The late, great singer-songwriter Norma Tanega is overdue for fame. Ralph Weiss

Norma Tanega, “Elephants Angels and Roses” (Anthology)

The late Norma Tanega's not a household name... yet. But recent events are conspiring to remedy that injustice. Before the Californian singer/songwriter/guitarist passed away at age 80 in 2019, she saw her 1966 debut LP Walkin' My Cat Named Dog get reissued to acclaim, witnessed the stark, riveting folk tune “You're Dead” serve as the theme song to the TV show What We Do in the Shadows, and earned royalties from being covered by indie titans Yo La Tengo, They Might Be Giants, and Osees. Anthology Recordings' new 28-track archival compendium, I'm the Sky: Studio and Demo Recordings, 1964-1971 (out May 6) and the visual biography, Try to Tell a Fish About Water (out April 26), should further raise Tanega's profile. Better late than never.

I'm the Sky contains selections from Walkin' and 1971's I Don't Think It Will Hurt If You Smile, two tracks from the unreleased 1969 album Snow Cycles, and unheard demos found in her Claremont, CA, home that feature just Tanega on guitar. She used her husky, intimate voice to deliver quirky, relatable songs about the vagaries of love, friendship, and pets.

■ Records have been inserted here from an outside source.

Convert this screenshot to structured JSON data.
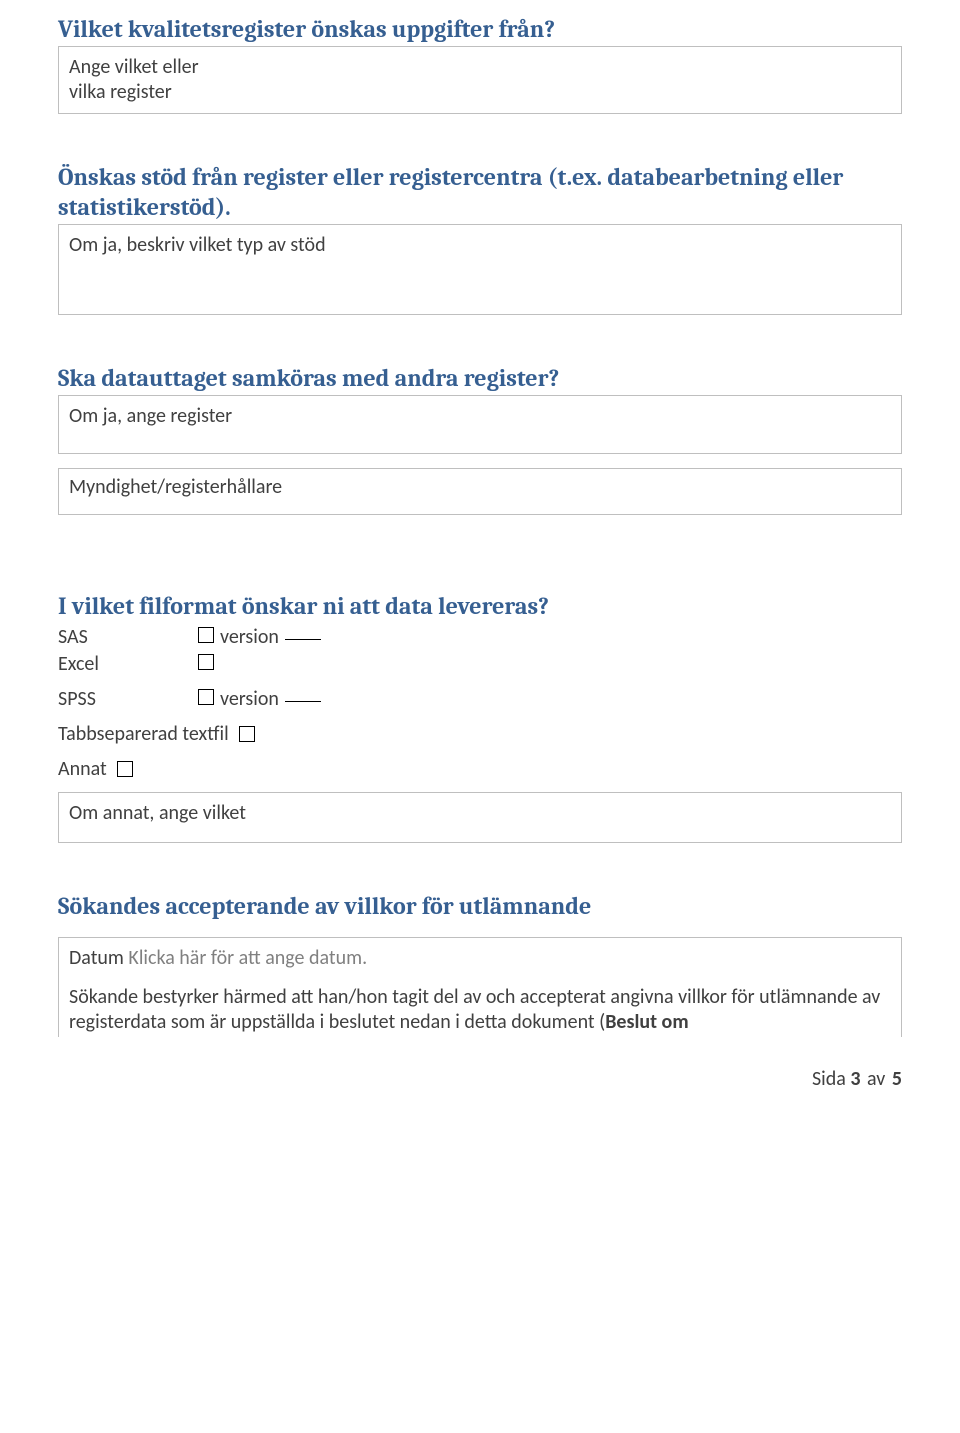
{
  "section1": {
    "heading": "Vilket kvalitetsregister önskas uppgifter från?",
    "field1_l1": "Ange vilket eller",
    "field1_l2": "vilka register"
  },
  "section2": {
    "heading": "Önskas stöd från register eller registercentra (t.ex. databearbetning eller statistikerstöd).",
    "field": "Om ja, beskriv vilket typ av stöd"
  },
  "section3": {
    "heading": "Ska datauttaget samköras med andra register?",
    "field1": "Om ja, ange register",
    "field2": "Myndighet/registerhållare"
  },
  "section4": {
    "heading": "I vilket filformat önskar ni att data levereras?",
    "sas": "SAS",
    "excel": "Excel",
    "spss": "SPSS",
    "version": "version",
    "tab": "Tabbseparerad textfil",
    "annat": "Annat",
    "annat_field": "Om annat, ange vilket"
  },
  "section5": {
    "heading": "Sökandes accepterande av villkor för utlämnande",
    "datum_label": "Datum",
    "datum_placeholder": "Klicka här för att ange datum.",
    "cert_text": "Sökande bestyrker härmed att han/hon tagit del av och accepterat angivna villkor för utlämnande av registerdata som är uppställda i beslutet nedan i detta dokument (",
    "cert_bold": "Beslut om"
  },
  "footer": {
    "sida": "Sida",
    "page": "3",
    "av": "av",
    "total": "5"
  }
}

Orchestral-pop and Motown elements, as well as unusual time signatures, seeped into her melodically rich and catchy compositions, distinguishing Tanega's work from many of her contemporaries'.

Although she had a hit 56 years ago with “Walkin' My Cat Named Dog” and has enjoyed the aforementioned resurgence of interest, Tanega still isn't nearly as well-known as artists of her ilk such as Bobby Gentry, Buffy Sainte-Marie, and Dusty Springfield (Tanega wrote songs for the latter and was her romantic partner for years during the '60s and '70s.) Perhaps being a lesbian of Filipino and Panamanian descent hindered her progress in the music industry.

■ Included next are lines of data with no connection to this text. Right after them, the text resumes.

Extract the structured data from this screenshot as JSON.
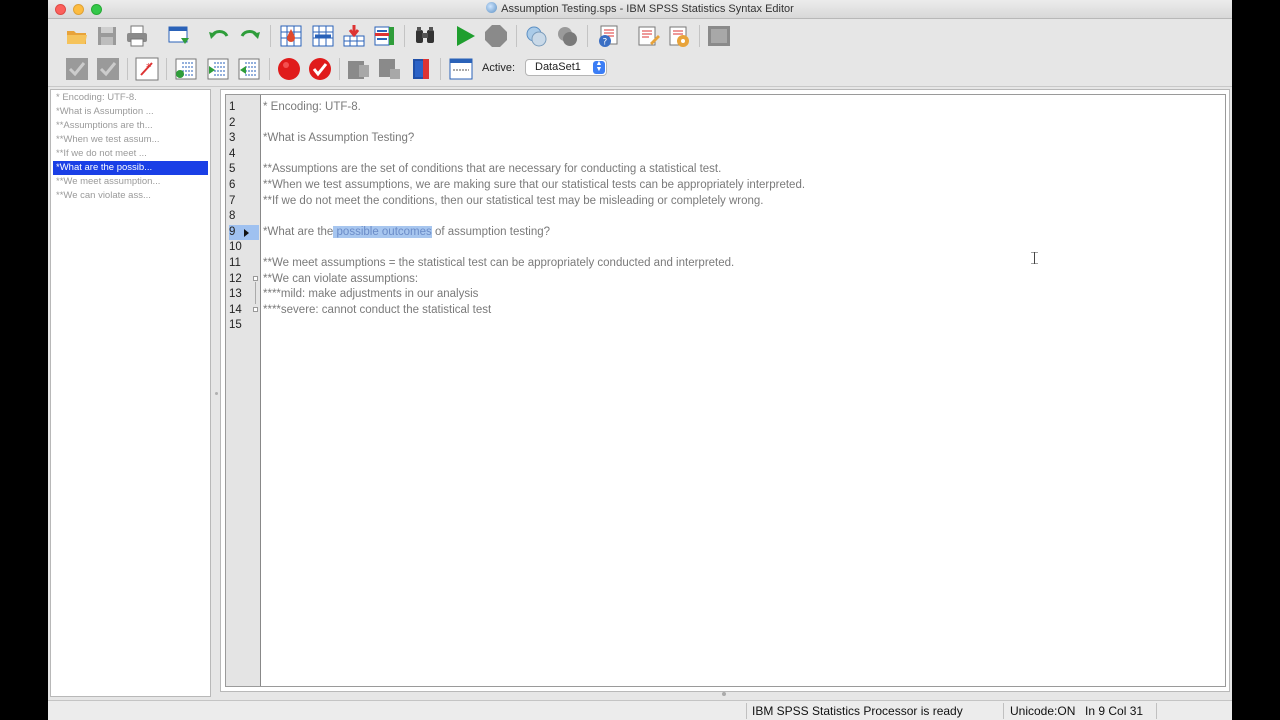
{
  "window": {
    "title": "Assumption Testing.sps - IBM SPSS Statistics Syntax Editor"
  },
  "toolbar1": {
    "icons": [
      "open-icon",
      "save-icon",
      "print-icon",
      "recall-dialog-icon",
      "undo-icon",
      "redo-icon",
      "goto-case-icon",
      "goto-variable-icon",
      "insert-cases-icon",
      "variables-icon",
      "find-icon",
      "run-icon",
      "stop-icon",
      "create-edit-icon",
      "delete-icon",
      "syntax-help-icon",
      "edit-syntax-icon",
      "output-options-icon",
      "designate-window-icon"
    ]
  },
  "toolbar2": {
    "active_label": "Active:",
    "active_dataset": "DataSet1"
  },
  "navigation": {
    "items": [
      {
        "label": "* Encoding: UTF-8.",
        "selected": false
      },
      {
        "label": "*What is Assumption ...",
        "selected": false
      },
      {
        "label": "**Assumptions are th...",
        "selected": false
      },
      {
        "label": "**When we test assum...",
        "selected": false
      },
      {
        "label": "**If we do not meet ...",
        "selected": false
      },
      {
        "label": "*What are the possib...",
        "selected": true
      },
      {
        "label": "**We meet assumption...",
        "selected": false
      },
      {
        "label": "**We can violate ass...",
        "selected": false
      }
    ]
  },
  "editor": {
    "current_line": 9,
    "lines": [
      {
        "number": "1",
        "text": "* Encoding: UTF-8."
      },
      {
        "number": "2",
        "text": ""
      },
      {
        "number": "3",
        "text": "*What is Assumption Testing?"
      },
      {
        "number": "4",
        "text": ""
      },
      {
        "number": "5",
        "text": "**Assumptions are the set of conditions that are necessary for conducting a statistical test."
      },
      {
        "number": "6",
        "text": "**When we test assumptions, we are making sure that our statistical tests can be appropriately interpreted."
      },
      {
        "number": "7",
        "text": "**If we do not meet the conditions, then our statistical test may be misleading or completely wrong."
      },
      {
        "number": "8",
        "text": ""
      },
      {
        "number": "9",
        "text_before": "*What are the",
        "highlight": " possible outcomes",
        "text_after": " of assumption testing?"
      },
      {
        "number": "10",
        "text": ""
      },
      {
        "number": "11",
        "text": "**We meet assumptions = the statistical test can be appropriately conducted and interpreted."
      },
      {
        "number": "12",
        "text": "**We can violate assumptions:"
      },
      {
        "number": "13",
        "text": "****mild: make adjustments in our analysis"
      },
      {
        "number": "14",
        "text": "****severe: cannot conduct the statistical test"
      },
      {
        "number": "15",
        "text": ""
      }
    ]
  },
  "status": {
    "processor": "IBM SPSS Statistics Processor is ready",
    "unicode": "Unicode:ON",
    "position": "In 9 Col 31"
  }
}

Verging on the art-rock floweriness of Love's Forever Changes and the Moody Blues' late-'60s work, “Elephants Angels and Roses” captures Tanega's knack for unconventional melodies and song structures, while also hinting at the work of maverick musical chameleon Arthur Russell, of all people. The song casts a happy spell, but in such a distinctive way, it makes you reassess the nature of contentment, even as the tempo changes mirror the heart's accelerated fluttering when love blooms. Lines such as “Every time I smile it's a fragment of you and me... Every song I sing is a fragment of you and me” are simply lovely sentiments that are all the more charming when heard in Tanega's confidential caress of a voice.

Jon Spencer & the HITmakers, “Worm Town” (In the Red)

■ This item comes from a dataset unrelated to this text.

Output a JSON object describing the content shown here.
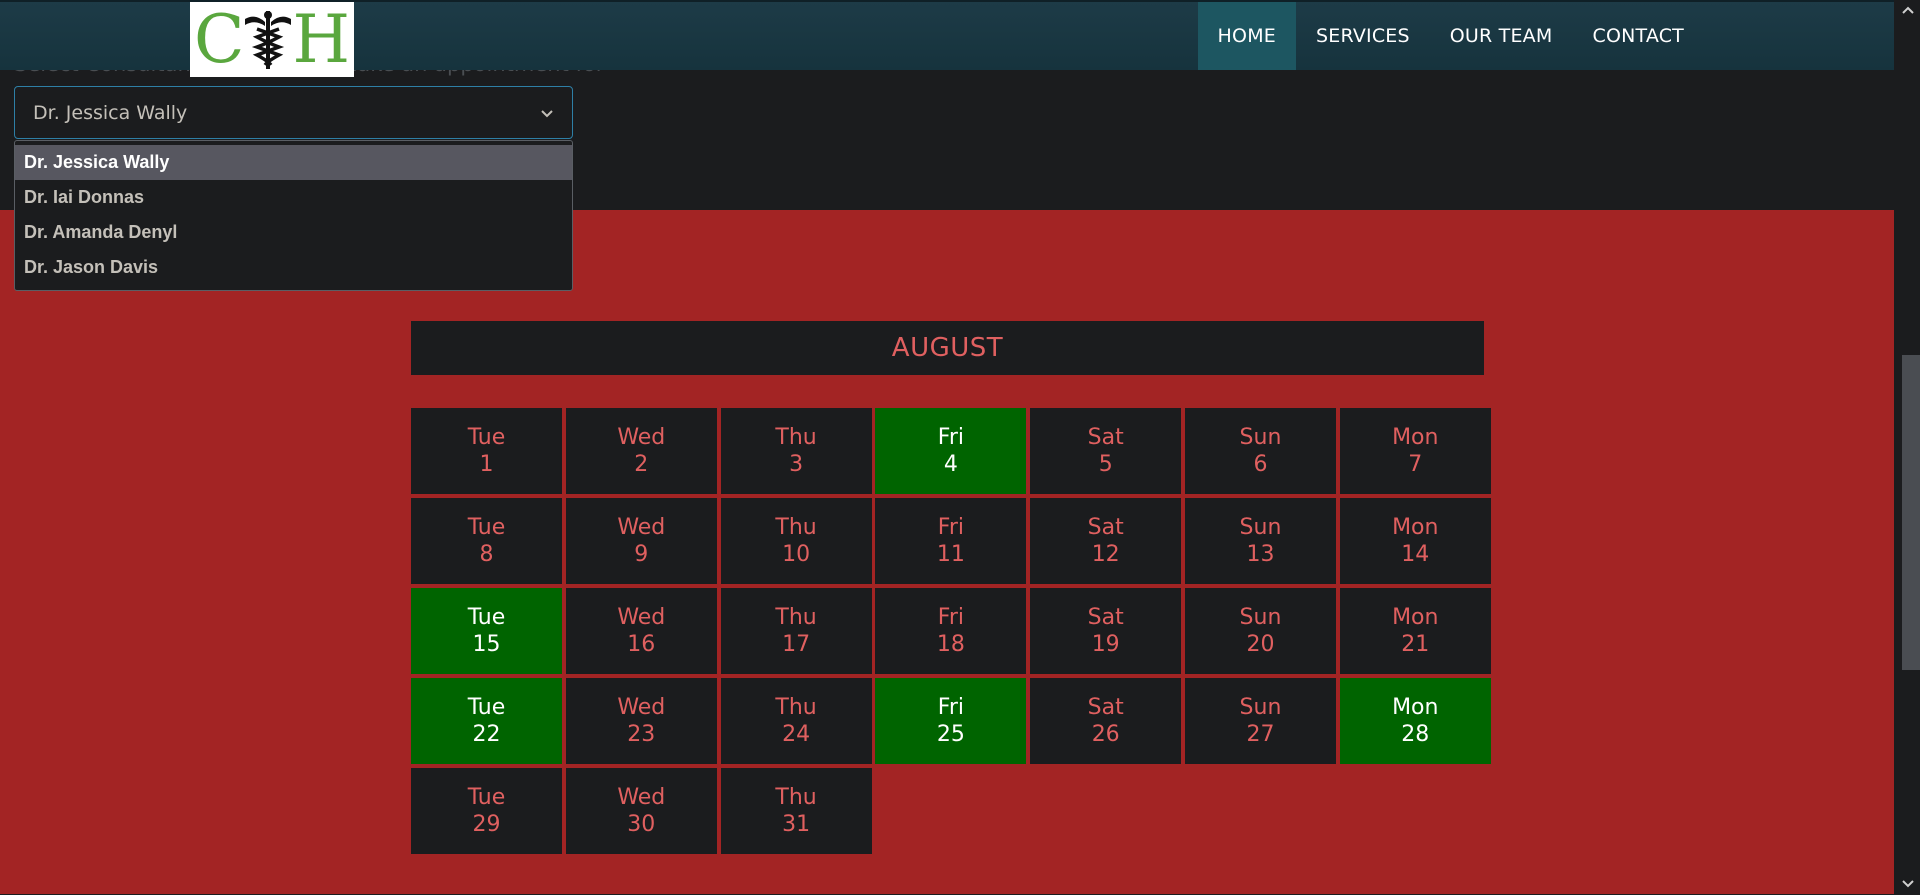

Yes, the former leader of scuzz-rock paragons Pussy Galore, the Blues Explosion, Boss Hog, and the Honeymoon Killers is slightly less ornery and bombastic than he was in his prime (the late '80s and '90s). Considering how deeply in the red Jon Spencer was during those days, though, one can't blame him for mellowing ever so minutely. But don't worry—on the new Spencer Gets It Lit album, Jon still has enough self-esteem to fill the Taj Mahal and he can still grunt like an Ivy League James Brown when he wants to... and he wants to a lot.

If the tempos on Lit are a bit less hectic and the howls downshifted to tempered growls and confidential drawls than during the man's peak era, the guitars still fuzz and sting and M. Sord's beats punch with a vengeance. (Ex-Pussy Galore sticksman Bob Bert is credited with “trash.”) Additionally, the songs are laced with all sorts of strange electronic intrusions, thanks to synths manipulated by Quasi's Sam Coomes; these elements bring exciting contrasts with the twisted, rootsy rock and blues that are Spencer's bread and butter. The 57-year-old lifer calls Lit “the most uncompromising album I've ever made,” but perhaps he forgot about Pussy Galore's Right Now! It's okay; it can happen after 37 years of building a discography.

“Worm Town” is Lit's funkiest cut and bears some familiar sudden dynamic shifts familiar to die-hard Spencer fans. The track finds our protagonist often sounding like a combo of late-career Lou Reed and Johnny Cash, his voice a world-weary deadpan as he contemplates mortality. Coomes's extended, wigged-out Moog solo after Spencer intones, “Yeah, my mom she always made the best... rhubarb pie,” really launches the song into the stratosphere, a realm where the earthy Spencer rarely has ventured. Great to see JS going out of his comfort zone this late in the game.

Jon Spencer & the HITmakers play Madame Lou's on Sunday April 24, with Quasi opening.